I finally got the courage to make this. Maybe it’s just the title, but it was never something salivated over. I just gave in because of Daisy Martinez, host and author of Daisy Cooks, loves it so. This soup was even in her top 10 hits stuck in the front. So finally, after I realized I didn’t have much else to eat but I always have garlic, I decided to try it.
Out of some very meager ingredients, comes a full and surprisingly luscious soup. I think it was the combination of the andouille and that egg. I was secretly very scared that I’d mess it up, but it turned perfectly. When you open it up, the yolk filters through the broth and thickens it up nicely. Of course, I didn’t realize until right about five minutes ago that I’ve had both onion and garlic soup this week. Good thing the fiance likes me. I wouldn’t suggest this with anyone you’re unsure of.
- 2 tablespoons olive oil
- 1 links andouille (or chorizo), cut into 1/4 inch slices
- 6 cloves garlic, peeled, and thinly sliced
- 3 cups chicken broth
- 1 bay leaf
- 1 teaspoons white vinegar
- 2 eggs
- 2 slices of bread
Pour the oil in a pan and turn the heat to medium. Toss in the sliced sausage and cook for 2-3 minutes. Remove to a bowl.

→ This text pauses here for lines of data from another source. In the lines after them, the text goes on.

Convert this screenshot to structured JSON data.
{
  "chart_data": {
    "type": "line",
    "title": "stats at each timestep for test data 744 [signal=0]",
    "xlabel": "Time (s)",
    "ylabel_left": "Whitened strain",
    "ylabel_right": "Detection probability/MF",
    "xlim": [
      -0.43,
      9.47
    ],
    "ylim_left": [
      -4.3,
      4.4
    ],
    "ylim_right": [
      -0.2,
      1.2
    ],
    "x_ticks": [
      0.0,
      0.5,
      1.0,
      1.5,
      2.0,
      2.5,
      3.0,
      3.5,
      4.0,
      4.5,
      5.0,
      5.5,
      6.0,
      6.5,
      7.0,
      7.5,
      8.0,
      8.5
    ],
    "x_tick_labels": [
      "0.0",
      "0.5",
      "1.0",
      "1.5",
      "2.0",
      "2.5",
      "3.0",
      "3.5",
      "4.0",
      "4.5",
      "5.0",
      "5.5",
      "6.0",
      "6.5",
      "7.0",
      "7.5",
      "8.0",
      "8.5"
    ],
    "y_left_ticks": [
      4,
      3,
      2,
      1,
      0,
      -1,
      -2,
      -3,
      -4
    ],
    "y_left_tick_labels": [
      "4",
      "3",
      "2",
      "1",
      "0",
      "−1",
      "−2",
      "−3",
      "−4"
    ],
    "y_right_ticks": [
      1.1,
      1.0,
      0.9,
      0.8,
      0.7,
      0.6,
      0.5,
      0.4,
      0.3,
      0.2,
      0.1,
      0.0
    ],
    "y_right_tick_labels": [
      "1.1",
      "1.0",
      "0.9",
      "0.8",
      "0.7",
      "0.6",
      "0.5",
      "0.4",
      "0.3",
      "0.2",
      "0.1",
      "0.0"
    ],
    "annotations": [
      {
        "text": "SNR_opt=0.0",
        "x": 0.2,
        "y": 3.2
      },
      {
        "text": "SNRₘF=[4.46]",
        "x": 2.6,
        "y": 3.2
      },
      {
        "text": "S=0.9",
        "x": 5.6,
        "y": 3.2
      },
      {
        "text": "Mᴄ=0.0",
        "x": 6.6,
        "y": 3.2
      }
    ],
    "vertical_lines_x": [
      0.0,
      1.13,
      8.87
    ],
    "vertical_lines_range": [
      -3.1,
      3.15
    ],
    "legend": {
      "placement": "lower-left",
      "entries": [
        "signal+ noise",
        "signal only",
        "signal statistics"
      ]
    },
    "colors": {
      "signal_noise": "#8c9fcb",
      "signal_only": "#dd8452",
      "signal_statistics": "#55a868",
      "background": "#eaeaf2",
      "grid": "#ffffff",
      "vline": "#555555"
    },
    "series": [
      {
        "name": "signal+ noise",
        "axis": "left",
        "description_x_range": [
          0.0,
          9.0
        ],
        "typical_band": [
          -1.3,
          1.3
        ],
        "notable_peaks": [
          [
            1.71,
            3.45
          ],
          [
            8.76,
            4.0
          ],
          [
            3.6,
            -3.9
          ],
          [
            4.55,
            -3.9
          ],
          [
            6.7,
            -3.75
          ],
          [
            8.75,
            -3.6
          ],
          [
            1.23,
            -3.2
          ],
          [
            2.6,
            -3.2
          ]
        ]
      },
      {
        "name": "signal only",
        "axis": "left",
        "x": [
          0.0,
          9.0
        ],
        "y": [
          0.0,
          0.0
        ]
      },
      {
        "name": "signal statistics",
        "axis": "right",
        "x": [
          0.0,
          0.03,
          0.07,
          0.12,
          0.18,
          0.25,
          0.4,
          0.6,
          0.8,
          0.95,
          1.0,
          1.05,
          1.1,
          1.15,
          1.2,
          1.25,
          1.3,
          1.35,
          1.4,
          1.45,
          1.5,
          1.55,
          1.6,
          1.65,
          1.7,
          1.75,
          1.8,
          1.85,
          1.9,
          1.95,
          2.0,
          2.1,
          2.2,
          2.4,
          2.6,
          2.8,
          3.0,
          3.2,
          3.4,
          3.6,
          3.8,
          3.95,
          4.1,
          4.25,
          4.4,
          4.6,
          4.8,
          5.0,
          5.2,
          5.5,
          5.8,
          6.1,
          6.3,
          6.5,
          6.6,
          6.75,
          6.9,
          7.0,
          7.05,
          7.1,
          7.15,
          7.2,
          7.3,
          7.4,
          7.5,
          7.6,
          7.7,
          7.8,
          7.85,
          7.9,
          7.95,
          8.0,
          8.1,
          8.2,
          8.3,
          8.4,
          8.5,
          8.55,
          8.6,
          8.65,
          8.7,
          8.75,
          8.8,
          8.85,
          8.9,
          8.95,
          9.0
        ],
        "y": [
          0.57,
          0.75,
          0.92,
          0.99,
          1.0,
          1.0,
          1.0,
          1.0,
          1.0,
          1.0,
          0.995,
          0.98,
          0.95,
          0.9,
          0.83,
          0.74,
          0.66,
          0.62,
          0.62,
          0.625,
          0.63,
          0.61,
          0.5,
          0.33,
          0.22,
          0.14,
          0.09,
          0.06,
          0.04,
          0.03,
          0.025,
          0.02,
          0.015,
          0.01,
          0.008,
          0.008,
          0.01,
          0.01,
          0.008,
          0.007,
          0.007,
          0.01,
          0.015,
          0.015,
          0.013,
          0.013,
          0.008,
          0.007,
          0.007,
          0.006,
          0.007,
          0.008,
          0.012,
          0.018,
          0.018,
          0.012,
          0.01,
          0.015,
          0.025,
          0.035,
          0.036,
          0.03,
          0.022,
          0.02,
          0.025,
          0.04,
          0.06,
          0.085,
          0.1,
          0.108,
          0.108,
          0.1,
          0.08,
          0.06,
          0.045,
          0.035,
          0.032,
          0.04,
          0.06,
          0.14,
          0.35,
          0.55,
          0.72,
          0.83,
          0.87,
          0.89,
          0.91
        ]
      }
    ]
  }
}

Turn the heat to low and add the sliced garlic. Cook gently for 4 minutes, and remove . Place in the bowl with the sausages.
Turn the heat back up to medium, and place the sliced pieces of bread in. Cook until they are golden brown, about three minutes per side. Remove and set aside.
Return the garlic and sausages to the pot, pour in the chicken broth, and plop in the bay leaf. Bring to simmer over medium heat and season with salt.
While the soup is a simmering, bring a small pot of water and the vinegar to a simmer. When ready, crack an egg into a small bowl. And then slide the egg into the pot very, very gently. It should curl up nicely in the water and remain compact. Cook them for about 5 minutes.
To construct the soup, place a piece of bread in a soup bowl. Gently set a poached egg on top. Pour in the garlic soup.